Strawberry Pineapple Iceberg Wedges

By

Southern Living Magazine

  • 40 mins
  • 50 mins

Ingredients

  • 1 16oz pkg fresh strawberries, hulled
  • 1/2 medium pineapple, peeled and cored
  • 1/2 medium honeydew melon
  • 1/4 small cantaloupe
  • 2 Tbsp chopped fresh mint
  • 1 head iceberg lettuce, cored and cut into 6 wedges
  • kosher salt and freshly ground pepper to taste
  • YOGURT POPPY SEED DRESSING
  • 1 cup plain Greek or plain yogurt
  • 2 Tbsp honey
  • 2 Tbsp fresh lemon juice
  • 1 tsp poppy seeds

Preparation

Step 1

SALAD; Cut first four ingredients into 1/4 inch pieces (about 2 cups each cubed strawberries, pineapple, and honeydew melon and 1 cup cubed cantaloupe).
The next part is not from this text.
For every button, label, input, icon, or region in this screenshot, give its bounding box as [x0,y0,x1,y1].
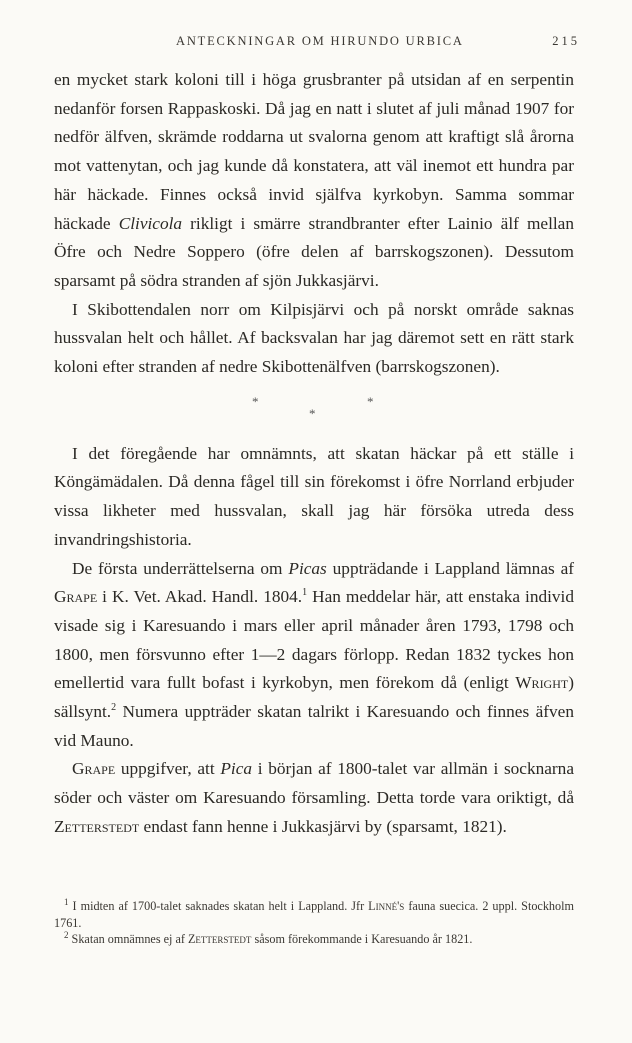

Toss with mint. Arrange 1 lettuce wedge on each of 6 serving plates. Top evenly with fruit mixture. Sprinkle with salt and pepper to taste. Drizzle with Yogurt-Poppy Seed Dressing.

YOGURT-POPPY SEED DRESSING: Whisk together all ingredients in a small bowl. Store in an airtight container in refrigerator up to 5 days.